Não sei se estou me sentindo preocupado pelos recentes documentários do History Channel que tratam do apocalipse, do Armagedom e das possíveis relações disso tudo com o calendário Maia que termina em 2012, além das sempre citadas profecias de Nostradamus e dos índios Hopi - ufa! Isso tudo poder ser apenas excesso de imaginação, contudo, parece que o clima de expectativas apocapílticas também chegou à área da pesquisa de marketing, como se pode notar na entrevista recentemente publicada no site Divas Marketing com o diretor da ARF (Advertising Research Foundation) Joel Rubinson. O tema era justamente as profundas mudanças que estariam começando a acontecer na área de pesquisa de marketing em razão da emergência das assim chamadas "mídias sociais" (1). Tais mudanças segundo Rubinson irão transformar a pesquisa de marketing de tal maneira que uma participante de um dos eventos da ARF chegou a dizer que até 2012 - olhe a data de novo - a pesquisa de marketing que conhecemos estaria sobrevivendo apenas com a ajuda de aparelhos. Em outras palavras, estaria moribunda numa UTI qualquer esperando o fim chegar.


Poder para as pessoas

Mas afinal qual o desafio que as mídias sociais apresentam para os anunciantes, publicitários e pesquisadores cujos interesses a ARF representa?

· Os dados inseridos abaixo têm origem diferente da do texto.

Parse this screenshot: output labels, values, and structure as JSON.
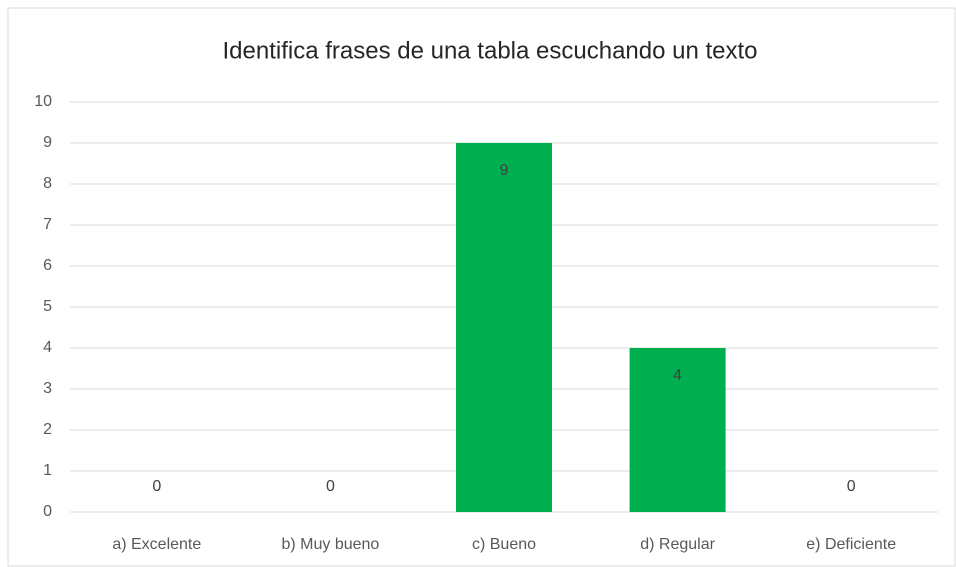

A questão é que até não muito tempo atrás os públicos alvo das estratégias de comunicação (consumidores) eram vistos como passivos, ou quase isso. Mesmo por que existiam poucos canais de comunicação ascendente, isto é, do mercado consumidor para o anunciante. Dentre esses canais, temos os serviços de atendimento ao consumidor (SAC), órgãos de regulamentação dos anunciantes (tipo CONAR) para proteger o público de eventuais abusos representados por propaganda enganosa além, é claro, das áreas de pesquisa de marketing encarregadas de prover as empresas de informações sobre seus mercados, produtos, serviços e, principalmente, sua imagem. Mas, a questão é que esses canais de comunicação ascendentes são controlados pelas próprias empresas e, normalmente, quando o consumidor precisa utilizar desses canais – individualmente ou em grupo - trata direto com as grandes organizações. Uma conversa que podemos chamar de particular – consumidor e empresa – onde raramente os conteúdos, sejam queixas ou sugestões, chegam às mídias de massa.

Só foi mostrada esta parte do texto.